Now, everything changes.
Even in her first novel, Katrina Onstad tried on this idea:
“’Have you thought about what you’ll do if you are pregnant?’ she asks.
Sure. I don’t think there’s a woman alive who hasn’t run through every single what-if scenario, moved the pieces around and back again a hundred times, playing mommy like you did as a kid.”
Ana has thought about it, of course, but she hasn’t anticipated the dramatic circumstances that surround Finn’s arrival, which coincide with James’ freshly unemployed status:
“How is motherhood supposed to feel? Because she wasn’t sure that it should feel like this, so much like terror. And her husband was leaving her alone with that feeling, while he went to play hockey.
That was what she had meant to say.”
James has thought about it, too, but he is overwhelmed by aspects of the situation that could not have been anticipated. (And, as a recently unemployed television documentary producer, the landscape of his professional life is now changing as fundamentally as other aspects of his identity.)
“’Is there any information that would help us get to know your child better?’ James considered writing: ‘Mother in a coma; father in a drawer.’ He didn’t, but smiled at the possibility, then accepted the sorrow on the other side of the smile.”
James and Ana cope (in varying degrees of success) alone with this fresh change/disruption in their lives.

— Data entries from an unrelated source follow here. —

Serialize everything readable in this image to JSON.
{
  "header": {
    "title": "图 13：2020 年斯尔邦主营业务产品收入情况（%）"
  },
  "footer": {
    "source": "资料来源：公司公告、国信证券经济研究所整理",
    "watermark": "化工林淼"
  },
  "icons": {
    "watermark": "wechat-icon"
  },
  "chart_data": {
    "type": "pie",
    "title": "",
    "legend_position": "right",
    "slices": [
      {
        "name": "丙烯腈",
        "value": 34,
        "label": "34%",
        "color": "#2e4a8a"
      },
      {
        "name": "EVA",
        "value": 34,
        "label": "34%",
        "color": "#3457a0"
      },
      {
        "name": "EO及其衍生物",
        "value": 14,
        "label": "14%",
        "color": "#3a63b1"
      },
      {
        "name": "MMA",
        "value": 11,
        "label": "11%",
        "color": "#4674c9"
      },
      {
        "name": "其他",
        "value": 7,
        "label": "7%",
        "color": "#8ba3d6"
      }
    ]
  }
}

Problems between them which had been niggling become, in the context of new parenting responsibilities, seemingly insurmountable.
“But he left the mess to her because only she could calm herself. He fucked things up; stacked the dishwasher wrong, didn’t put the laundry in the bureau quickly enough. That was the conversation. He was tired of it. He was speaking less.”
Just when Ana and James have everything, they find themselves desperate to redefine its importance, its components, its sustainability.
Here, too, a theme first explored in How Happy To Be resurfaces:
“What I remember about love is that it succeeds or fails on the will to concede the rest, the part that’s outside the stories, outside desire, that aureole that tells you something deeper exists. What is that anyway? Some kind of self, I suppose. It’s tiring just to try to locate it, let alone hand it off to someone else.”
The narrative stretches from the Tuesday after Labour Day weekend to late in the following spring, affording glimpses directly into Ana’s and James’ experiences, in passages of alternating lengths and styles.
The amount of dialogue propels the pace of a largely-interior novel, and readers experience a sense of sudden immersion, discord, and uncertainty, which mirrors the experience of the novel’s main characters.
Certain elements of the story may leave some readers dissatisfied; both Ana and James make decisions which aren’t fully explained.
(They can’t explain their decisions to themselves — or each other — either, and they aren’t always likeable while testing their own desire to pursue what they suddenly think they are missing, now that they have “everything”.)
Ultimately Katrina Onstad remains loyal to her characters; she allows them to be as happy as they are (and are not), and she gives them the opportunity to have everything and — correspondingly — the opportunity to doubt that they ever really wanted it.
Everybody Has Everything is a book which challenges what we hope will happen for these characters on the page and reminds us that we face similar challenges in balancing our desires and our realities in our daily lives.
Marina Endicott’s Good to a Fault (2008) for the way in which an unexpected tragedy can unexpectedly impact individuals;
Jessica Weshead’s Pulpy and Midge (2004) for the nuts-and-bolts of a marriage strained in the everyday way with a good dose of working life alongside; and,
Meg Mitchell Moore’s The Arrivals (2011), for a consideration of the stress and strain that erupts in the context of parenting young children and grown children alike.